THE woman headhunted to head up efforts to promote Edinburgh around the world has quit her £100,000 job after just 18 months in the wake of a row over its first major campaign.
Lucy Bird has walked away from her job with Marketing Edinburgh following bitter behind-the-scenes rows about the £300,000 “incredinburgh” initiative, which current and former councillors had lambasted.
The 53-year-old, who was in charge of a budget of around £3 million, will leave at the end of the month after a turbulent tenure when she has faced criticism for failing to win enough private sector support for the body and the lack of any detailed business plans.
However it is thought she is not receiving any kind of pay-off after she made the decision to resign herself. She is understood not to have another job lined up.
Ms Bird was unavailable for comment but her resignation - tendered on Friday morning and announced to staff at lunchtime - was confirmed by the chairman of the board, Alan Johnston.
He said: “The board of Marketing Edinburgh is announcing with regret that it has today accepted the resignation of chief executive Lucy Bird.
“This decision has been entirely Lucy’s and while not desired the board understands her rationale and she leaves with our gratitude and best wishes.
“Lucy has led our fledgling company through a difficult birth period and created a platform on which, given the right support, Edinburgh can take itself to the world.
“The board remain passionate about and committed to the idea that Marketing Edinburgh will continue to represent this fantastic city and fulfil the aspirations of both its public and private sector partners.”
Criticism of the “incredinburgh” campaign had been leaked just weeks before its planned launch - as it emerged deputy council leader Steve Cardownie had walked out of a presentation.
The local authority was the biggest financial backer of the body, ploughing in £1.2 million.
There was further criticism from Cllr Cardownie - and in other anonymous briefings - after the launch of the campaign when it emerged that a number of slogans had been retained.
The advertising guru behind the campaign - the Leith Agency’s creative director Gerry Farrell - was then suspended for attacking Cllr Cardownie for the original leak on his twitter feed, although he has subsequently returned to work.
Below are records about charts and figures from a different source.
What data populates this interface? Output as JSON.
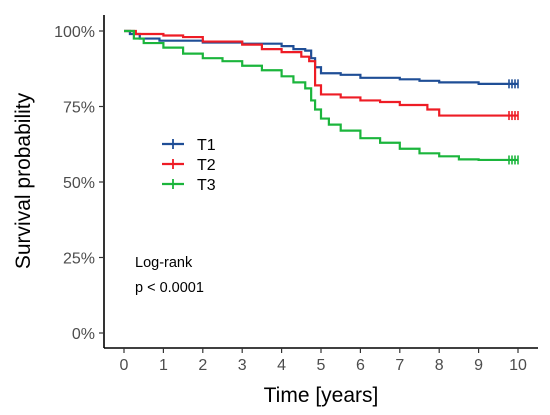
{
  "chart_data": {
    "type": "line",
    "xlabel": "Time [years]",
    "ylabel": "Survival probability",
    "xlim": [
      0,
      10
    ],
    "ylim": [
      0,
      1
    ],
    "x_ticks": [
      "0",
      "1",
      "2",
      "3",
      "4",
      "5",
      "6",
      "7",
      "8",
      "9",
      "10"
    ],
    "y_ticks": [
      "0%",
      "25%",
      "50%",
      "75%",
      "100%"
    ],
    "grid": false,
    "legend_placement": "left",
    "annotation": [
      "Log-rank",
      "p < 0.0001"
    ],
    "series": [
      {
        "name": "T1",
        "color": "#1f4e96",
        "points": [
          [
            0,
            1.0
          ],
          [
            0.15,
            0.99
          ],
          [
            0.4,
            0.975
          ],
          [
            0.9,
            0.968
          ],
          [
            2.0,
            0.962
          ],
          [
            3.0,
            0.958
          ],
          [
            4.0,
            0.95
          ],
          [
            4.3,
            0.94
          ],
          [
            4.6,
            0.935
          ],
          [
            4.75,
            0.91
          ],
          [
            4.85,
            0.88
          ],
          [
            5.0,
            0.86
          ],
          [
            5.5,
            0.855
          ],
          [
            6.0,
            0.845
          ],
          [
            7.0,
            0.84
          ],
          [
            7.5,
            0.835
          ],
          [
            8.0,
            0.83
          ],
          [
            9.0,
            0.825
          ],
          [
            10.0,
            0.825
          ]
        ]
      },
      {
        "name": "T2",
        "color": "#ee1c25",
        "points": [
          [
            0,
            1.0
          ],
          [
            0.3,
            0.99
          ],
          [
            1.0,
            0.985
          ],
          [
            1.5,
            0.98
          ],
          [
            2.0,
            0.965
          ],
          [
            3.0,
            0.955
          ],
          [
            3.5,
            0.94
          ],
          [
            4.0,
            0.93
          ],
          [
            4.5,
            0.915
          ],
          [
            4.7,
            0.9
          ],
          [
            4.85,
            0.82
          ],
          [
            5.0,
            0.79
          ],
          [
            5.5,
            0.78
          ],
          [
            6.0,
            0.77
          ],
          [
            6.5,
            0.765
          ],
          [
            7.0,
            0.755
          ],
          [
            7.7,
            0.74
          ],
          [
            8.0,
            0.72
          ],
          [
            9.0,
            0.72
          ],
          [
            10.0,
            0.72
          ]
        ]
      },
      {
        "name": "T3",
        "color": "#1bb53c",
        "points": [
          [
            0,
            1.0
          ],
          [
            0.25,
            0.975
          ],
          [
            0.5,
            0.96
          ],
          [
            1.0,
            0.945
          ],
          [
            1.5,
            0.925
          ],
          [
            2.0,
            0.91
          ],
          [
            2.5,
            0.9
          ],
          [
            3.0,
            0.885
          ],
          [
            3.5,
            0.87
          ],
          [
            4.0,
            0.85
          ],
          [
            4.3,
            0.83
          ],
          [
            4.6,
            0.81
          ],
          [
            4.75,
            0.77
          ],
          [
            4.85,
            0.74
          ],
          [
            5.0,
            0.71
          ],
          [
            5.2,
            0.69
          ],
          [
            5.5,
            0.67
          ],
          [
            6.0,
            0.645
          ],
          [
            6.5,
            0.63
          ],
          [
            7.0,
            0.61
          ],
          [
            7.5,
            0.595
          ],
          [
            8.0,
            0.585
          ],
          [
            8.5,
            0.575
          ],
          [
            9.0,
            0.573
          ],
          [
            10.0,
            0.573
          ]
        ]
      }
    ]
  }
}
Insiders said relations between Ms Bird - previously head of marketing at The Sage arts centre in Gateshead - and the council had been poor for some time and reached a head when criticisms of the campaign were made public before it had even launched.
Cllr Cardownie said: “I don’t regret anything I said about Marketing Edinburgh. I expressed an opinion, which I think I was entitled to do, and that was it. There was no whispering campaign.”
Colin Paton, chairman of the Edinburgh Hotels Association, said: “If Lucy Bird’s resignation is down to the problems with the ‘Incredinburgh’ campaign, then it is very sad.
“It may have been better to have left the marketing experts to get on with their job with the campaign which, after all, was signed off by Marketing Edinburgh’s board.”